Emrich v. McNeil

EDGERTON, Associate Justice

(dissenting).

This is not a suit to compel support of a child. It is not even a suit to recover money expended for a child’s support. It is a suit by a mother to recover, for her own use, money which the father had agreed to pay her periodically “for the support” of the child. Though the parties called their agreement a stipulation, and filed it among the papers in a divorce suit, the divorce court did not act upon it. It was not a court order. When the present suit was brought, the purpose which the claimed payments had originally been intended to serve could no longer be accomplished, since the periods during which they were intended to provide support had already elapsed. The agreement in suit was enforceable by appellant, if at all, as a contract for payment of money. The Small Claims Branch of the Municipal Court has exclusive jurisdiction of claims of this amount.1

The District Court had continuing and exclusive jurisdiction to provide support for the child.2 Accordingly it could at any time, prospectively, abrogate the agreement of the parties on the subject. But support of a child is a form of alimony,3 and the District Court has no retrospective jurisdiction over alimony.4 Since it is impossible, in the nature of things, to provide past support, jurisdiction to provide support necessarily relates to the future.5 Appellant filed her motion in the District Court on July 1, 1940. Since its jurisdiction was purely prospective, her motion and its order could not destroy or affect her matured claim for the period before July 1.6

With respect to the period after July 1, the order could abrogate the agreement. How far it did so turns wholly on the intention of the District Court as conveyed in the order. It made no express reference to the agreement. Since it did not abrogate the agreement expressly, the question is whether it did so, to any extent which is here pertinent, by implication. The order was entered “upon consideration of the motion of [appellant] to require [appellee] to pay an increased amount for maintenance of the infant child. * * * ” 7 The record discloses no proposal from any quarter to reduce maintenance, and no suggestion that five dollars a week was excessive, either permanently or temporarily. The order fixed the same weekly amount as the agreement. It provided for support after August 3, and said nothing about the intervening period. Nothing suggests that the District Court intended to cause a lapse in support, by making it cease to accrue under the agreement before it began to accrue under the order. Every suggestion *847is to the contrary. It would take strong evidence to justify imputing to the court an intent to free appellee, for a period of five weeks, from both his statutory and his contract obligation to support his child. So far as appears, the court was not even requested to do such a thing. Since no such intent can be imputed to it, its order had no effect upon the claim now in suit, which is for instalments which accrued before July 29 under the agreement. That claim remained in force, and remained within the jurisdiction of the Municipal Court. That court’s order of dismissal was therefore erroneous.

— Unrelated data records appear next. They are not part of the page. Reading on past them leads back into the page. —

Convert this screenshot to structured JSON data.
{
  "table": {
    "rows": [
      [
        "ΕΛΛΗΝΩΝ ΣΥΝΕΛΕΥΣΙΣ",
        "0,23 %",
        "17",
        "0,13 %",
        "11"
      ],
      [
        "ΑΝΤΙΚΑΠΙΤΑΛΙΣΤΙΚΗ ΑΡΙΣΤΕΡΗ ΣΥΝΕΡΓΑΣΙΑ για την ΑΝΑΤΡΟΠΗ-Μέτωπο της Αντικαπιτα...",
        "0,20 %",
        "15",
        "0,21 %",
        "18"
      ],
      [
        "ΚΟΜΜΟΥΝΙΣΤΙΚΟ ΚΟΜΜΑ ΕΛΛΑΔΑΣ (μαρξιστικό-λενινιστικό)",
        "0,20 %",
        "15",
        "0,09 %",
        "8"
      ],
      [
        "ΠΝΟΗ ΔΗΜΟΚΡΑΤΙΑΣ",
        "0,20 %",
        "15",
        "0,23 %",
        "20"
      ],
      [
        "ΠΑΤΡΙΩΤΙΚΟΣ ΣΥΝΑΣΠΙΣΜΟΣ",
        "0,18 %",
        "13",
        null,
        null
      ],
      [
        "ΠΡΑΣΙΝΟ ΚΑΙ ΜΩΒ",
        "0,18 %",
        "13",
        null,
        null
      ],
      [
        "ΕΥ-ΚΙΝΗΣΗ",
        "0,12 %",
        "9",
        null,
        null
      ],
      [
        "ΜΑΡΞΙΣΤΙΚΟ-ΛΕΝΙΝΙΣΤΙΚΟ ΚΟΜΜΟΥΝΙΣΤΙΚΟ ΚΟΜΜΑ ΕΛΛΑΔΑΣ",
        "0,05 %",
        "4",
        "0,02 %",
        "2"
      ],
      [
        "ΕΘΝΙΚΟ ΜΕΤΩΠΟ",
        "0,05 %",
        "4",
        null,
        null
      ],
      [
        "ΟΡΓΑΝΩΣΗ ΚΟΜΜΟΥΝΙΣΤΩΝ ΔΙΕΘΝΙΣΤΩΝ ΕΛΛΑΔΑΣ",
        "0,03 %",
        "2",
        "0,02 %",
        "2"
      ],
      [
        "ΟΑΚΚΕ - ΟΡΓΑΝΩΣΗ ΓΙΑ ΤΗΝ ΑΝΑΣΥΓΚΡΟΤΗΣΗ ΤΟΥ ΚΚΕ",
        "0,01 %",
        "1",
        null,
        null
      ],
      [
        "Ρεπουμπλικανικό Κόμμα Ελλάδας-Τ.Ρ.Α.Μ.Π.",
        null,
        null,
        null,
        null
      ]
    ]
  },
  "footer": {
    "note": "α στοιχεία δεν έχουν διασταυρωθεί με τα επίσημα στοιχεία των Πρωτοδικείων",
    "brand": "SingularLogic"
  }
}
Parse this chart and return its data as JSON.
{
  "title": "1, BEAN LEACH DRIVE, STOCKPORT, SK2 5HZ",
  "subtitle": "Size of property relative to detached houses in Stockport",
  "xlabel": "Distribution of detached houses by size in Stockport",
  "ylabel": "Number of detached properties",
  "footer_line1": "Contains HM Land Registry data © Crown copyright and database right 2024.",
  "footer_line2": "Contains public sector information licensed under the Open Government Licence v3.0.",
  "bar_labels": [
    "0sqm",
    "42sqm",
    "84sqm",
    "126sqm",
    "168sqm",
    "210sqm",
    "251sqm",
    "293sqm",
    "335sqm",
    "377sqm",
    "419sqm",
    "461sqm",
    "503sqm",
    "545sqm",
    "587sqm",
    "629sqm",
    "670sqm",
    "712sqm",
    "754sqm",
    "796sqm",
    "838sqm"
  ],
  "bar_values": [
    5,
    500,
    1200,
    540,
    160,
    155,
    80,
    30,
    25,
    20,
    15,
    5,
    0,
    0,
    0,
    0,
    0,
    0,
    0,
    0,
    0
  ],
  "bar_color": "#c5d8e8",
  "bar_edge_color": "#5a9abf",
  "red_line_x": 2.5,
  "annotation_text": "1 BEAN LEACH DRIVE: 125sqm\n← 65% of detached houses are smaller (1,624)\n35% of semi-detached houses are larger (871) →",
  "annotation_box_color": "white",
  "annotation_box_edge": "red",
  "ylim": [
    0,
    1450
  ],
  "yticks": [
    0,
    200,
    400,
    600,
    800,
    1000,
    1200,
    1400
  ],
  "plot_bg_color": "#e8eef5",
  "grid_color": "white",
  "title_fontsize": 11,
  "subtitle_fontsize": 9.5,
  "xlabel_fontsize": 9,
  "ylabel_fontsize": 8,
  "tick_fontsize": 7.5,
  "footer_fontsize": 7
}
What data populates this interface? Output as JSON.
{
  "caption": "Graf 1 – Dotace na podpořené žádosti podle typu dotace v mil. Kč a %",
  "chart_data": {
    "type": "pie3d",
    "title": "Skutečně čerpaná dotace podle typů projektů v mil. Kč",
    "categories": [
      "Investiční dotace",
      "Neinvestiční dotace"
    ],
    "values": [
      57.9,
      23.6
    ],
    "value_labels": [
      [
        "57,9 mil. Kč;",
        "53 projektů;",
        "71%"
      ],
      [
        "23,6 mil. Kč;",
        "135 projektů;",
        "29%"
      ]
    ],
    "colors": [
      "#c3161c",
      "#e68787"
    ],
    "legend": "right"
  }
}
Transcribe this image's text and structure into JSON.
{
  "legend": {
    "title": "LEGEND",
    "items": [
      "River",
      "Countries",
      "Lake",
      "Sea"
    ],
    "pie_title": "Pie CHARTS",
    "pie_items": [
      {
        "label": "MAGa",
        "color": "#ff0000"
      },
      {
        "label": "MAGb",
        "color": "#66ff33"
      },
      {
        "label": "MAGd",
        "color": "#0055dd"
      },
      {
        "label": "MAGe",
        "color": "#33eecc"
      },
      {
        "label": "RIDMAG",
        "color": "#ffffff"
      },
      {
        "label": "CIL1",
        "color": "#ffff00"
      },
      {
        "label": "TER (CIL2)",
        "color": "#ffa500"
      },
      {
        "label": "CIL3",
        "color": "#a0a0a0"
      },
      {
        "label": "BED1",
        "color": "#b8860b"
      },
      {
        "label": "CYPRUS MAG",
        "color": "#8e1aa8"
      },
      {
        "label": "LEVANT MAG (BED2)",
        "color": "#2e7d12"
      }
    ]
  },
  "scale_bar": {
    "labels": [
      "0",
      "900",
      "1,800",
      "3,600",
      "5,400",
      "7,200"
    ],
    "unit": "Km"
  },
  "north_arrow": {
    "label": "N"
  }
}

D.C.Code (1940) § 11 — 804.

D.C.Code (1940) § 16 — 413.

D.C.Code (1940) § 16 — 411.

Caffrey v. Caffrey, 55 App.D.C. 285, 4 F.2d 952.

Demonet v. Burkart, 23 App.D.C. 308.

Woods v. Bard, 285 N.Y. 11, 32 N.E. 2d 772, 774; O’Brien v. O’Brien, 252 App.Div. 427, 299 N.Y.S. 511; Breiter-man v. Breiterman, 239 App.Div. 709, 268 N.Y.S. 628, 631.

And upon consideration of the motion for custody. Italics supplied.